Won Color el Stage
1. Project Description
It’s both a video game and a three-player strategic game. Each player acts as a supporting fan respectively of one of the three anime girl idols. Each player inputs his representative primary color and tries to summon his own idol.
2. Project Details
Player 1 inputs red trying to summon the tangerine girl.
Player 2 inputs yellow trying to summon the emerald girl.
Player 3 inputs blue trying to summon the violet girl.
How does a player inputs his color? A distance sensor from Arduino measures the distance of his hand from it. The closer, the higher the input.
How are the girls summoned? Taking those primary color inputs and computing through some lousy maths, three players get a mixed color. Then the new color is judged onto hue, to turn out to be closest to the color tangerine, emerald, or violet, and the corresponding girl switches the girl previously on stage, if there’s been, to appear on the stage to sing and dance. In practice, the animation is the girl’s video played on Processing.
Why these specific colors, and why not RGB? One idea is that I was taught by art teachers from primary school the primary colors were red, yellow, and blue. Now, I’ve acknowledged that RGB are the correct three primary colors, and CMY aren’t equal to blue, red, and yellow. Even so, I try to recover the good old memories of mixing colors in art classes. Another idea is that RGB is just to saturated, and their invert colors, CMY feels like sex and hormone, therefore, there’re not proper to represent the girl idols. By contrast, my RYB and their mixed colors are more moderate:
R+Y = orange (tangerine)
Y+B = green (emerald)
B+R = purple (violet)
How to judge victory of the game? Over the time of an idol pop song being played on the stage on Processing, the total on-stage reign of each idol is counted. Here’s a penalizing mechanism if three players are inputing so harsh that the mixed color is too dark, all girl idols black out for a moment since “there’s too much dark energy”, and each player’s time account gets reduced by the color’s darkness times the proportion of his contribution to the color. Who has the longest time wins.

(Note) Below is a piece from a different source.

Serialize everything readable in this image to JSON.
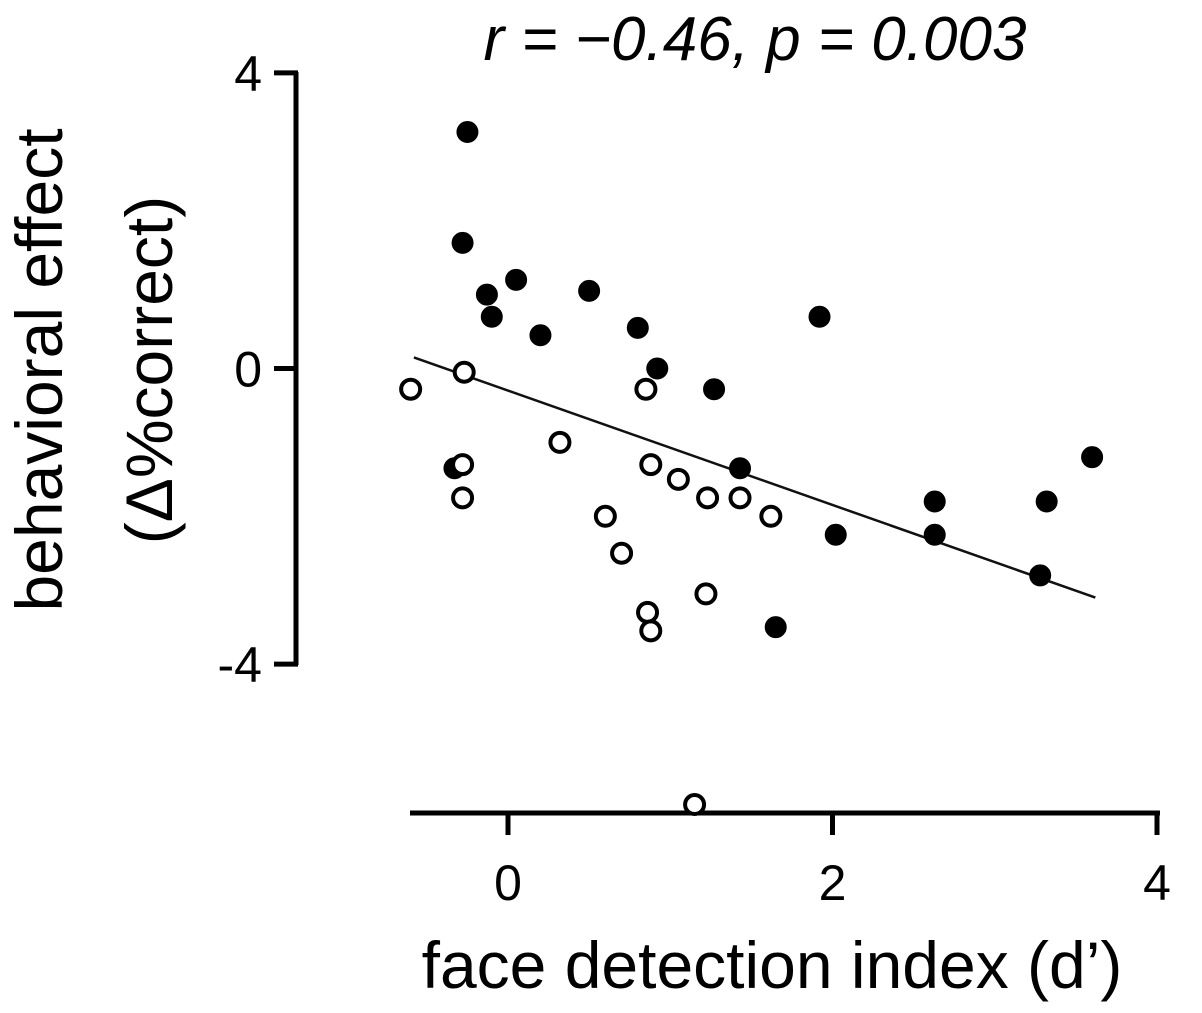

How strategic can this game be? Highly. Because to earn a high score, the players have to not only explore the theoretic rules for color mixing, but also balance with the other two players to output the color of his idol, which is never easy, plus the penalizing mechanism restriction.
3. Context & Significance
It’s a supreme gift for ACG (anime, comic, and game) lovers. They can watch the cute anime girls perform as they compete, and how they input the color is intended to be like intimately touching the girl since the sensor will be decorated with the girl’s portrait. Plus, the strategic game is highly interactive.
Inspirations from midterm suggests that a multi-player game satisfies a high-ordered interaction. And players are also interacting with the virtual characters. The color idea was triggered by Click Canvas on creative applications.
4. Explanation for the Project Title
“Won” means “to win” in English and “primary” in Korean. “El” means “from” as an affix and is short for “Elsword” an ACG action RPG made by KOG Korea where the three girl idols are from. It basically means winning a game from selecting primary colors to control stage performances.